The carriage arrived, and he datavised the control processor to take them to the hotel. There was a slight surge of acceleration as it got under way. Meyer sank deeper into his cushioning; Cherri still hadn’t let go of him.

His neural nanonics informed him a file stored in one of the memory cells was altering. Viral safeguard programs automatically isolated the cell. According to the menu, the file was the cargo list Alkad Mzu had datavised to him.

The viral safeguard programs reported the change had finished; tracer programs probed the file’s new format. It wasn’t hostile. The file had contained a time-delay code which simply re-arranged the order of the existing information into something entirely different. A hidden message.

Meyer accessed the contents.

“Holy shit,” he muttered fifteen seconds later.

Now that would be a real challenge,Udat said excitedly.

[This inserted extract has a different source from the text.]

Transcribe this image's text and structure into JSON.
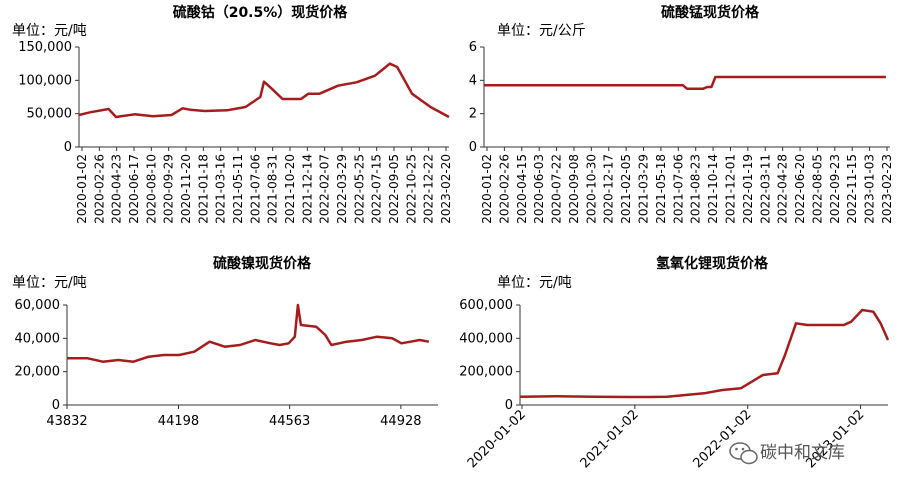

Ombey was the newest of Kulu’s eight principality star systems. A Royal Kulu Navy scoutship discovered the one terracompatible planet in 2457, orbiting a hundred and forty-two million kilometres from its G2 star. After an ecological certification team cleared its biosphere as non-harmful, it was declared a Kulu protectorate and opened for immigration by King Lukas in 2470. Unlike other frontier worlds, such as Lalonde, which formed development companies and struggled to raise investment, Ombey was funded entirely by the Kulu Royal Treasury and the Crown-owned Kulu Corporation. Even at the beginning it couldn’t be described as a stage one colony. It couldn’t even be said to have gone through a purely agrarian phase. A stony iron asteroid, Guyana, was manoeuvred into orbit before the first settler arrived, and navy engineers immediately set about converting it into a base. Kulu’s larger astroengineering companies brought industry stations to the system to gain a slice of the military contracts involved, and to take advantage of the huge start-up tax incentives on offer. The Kulu Corporation began a settlement on an asteroid orbiting the gas giant Nonoiut, which assembled a cloudscoop to mine He3 . As always within the Kingdom, the Edenists were excluded from germinating a habitat and building an adjunct cloudscoop, a prohibition rationalized by the Saldanas on religious grounds.